In the Eastern churches today is marked as the dormition of the Theotokos. In the Roman calendar today is the feast of the assumption of Mary. In the Anglican calendar this day is traditionally marked as the “falling asleep of the blessed virgin Mary,” although there are more than a few Anglicans who hold to some view of physical assumption for our lady.
As such she is one of the few biblical characters who by tradition do not die.
As someone at the margins of the Christian tradition (my confession is to have a physiology of faith, with a Buddhist brain, a Christian heart and a humanist stomach: all resolved rather messily for me within Unitarian Universalism) I have many although mixed feelings about Mary.

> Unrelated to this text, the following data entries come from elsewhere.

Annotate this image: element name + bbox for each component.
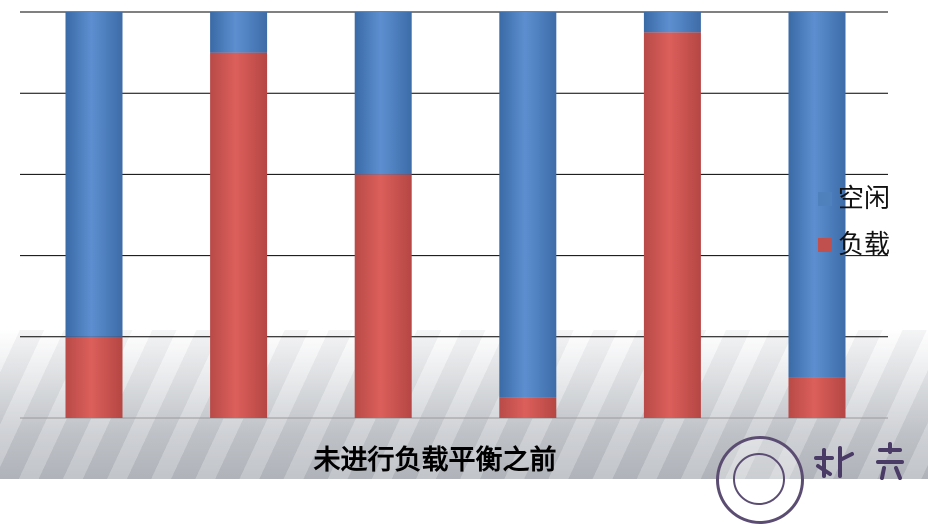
legend-swatch-load: [818, 238, 832, 252]
stacked-bar-chart: [20, 11, 888, 419]
bar-load-5: [643, 32, 701, 419]
chart-caption: 未进行负载平衡之前: [313, 445, 557, 476]
bar-idle-4: [499, 12, 557, 398]
university-seal-icon: [716, 436, 804, 524]
legend: 空闲 负载: [818, 176, 890, 268]
bar-idle-2: [210, 12, 268, 53]
bar-idle-6: [788, 12, 846, 378]
bar-idle-3: [354, 12, 412, 175]
bar-idle-1: [65, 12, 123, 337]
legend-label-idle: 空闲: [838, 184, 891, 214]
bar-load-4: [499, 397, 557, 418]
bar-load-1: [65, 336, 123, 418]
legend-swatch-idle: [818, 192, 832, 206]
background-texture: [0, 330, 928, 479]
bar-load-6: [788, 377, 846, 418]
bar-idle-5: [643, 12, 701, 33]
legend-item-load: 负载: [818, 222, 890, 268]
bars: [65, 12, 846, 419]
university-logo-icon: [814, 442, 904, 480]
legend-item-idle: 空闲: [818, 176, 890, 222]
gridlines: [20, 11, 888, 419]
bar-load-2: [210, 52, 268, 418]
bar-load-3: [354, 174, 412, 418]
legend-label-load: 负载: [838, 230, 891, 260]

On the one hand I have difficulties with separating her from the commonality of our humanity. But then I have the same problem with normative Christianity doing the same with Jesus.
On the other hand she carries some powerful archetypes. that touch my life, and many lives, I believe…
I mean, she is the mother. Perhaps best written The Mother.
And I’m absolutely taken with the fact that some iconic images of her appear indistinguishable from icons of Quanyin, who occupies some cross over places in Buddhist and East Asian hearts.
And, there is something about the liberation theological take on Mary that I find myself particularly thinking of today. Here, again, my interest is less in her death, real or imaginal, and more in what she stood for in life.
I find it all starts with the Magnificat, that amazing poem in Luke.
No doubt there is a revolution in those words.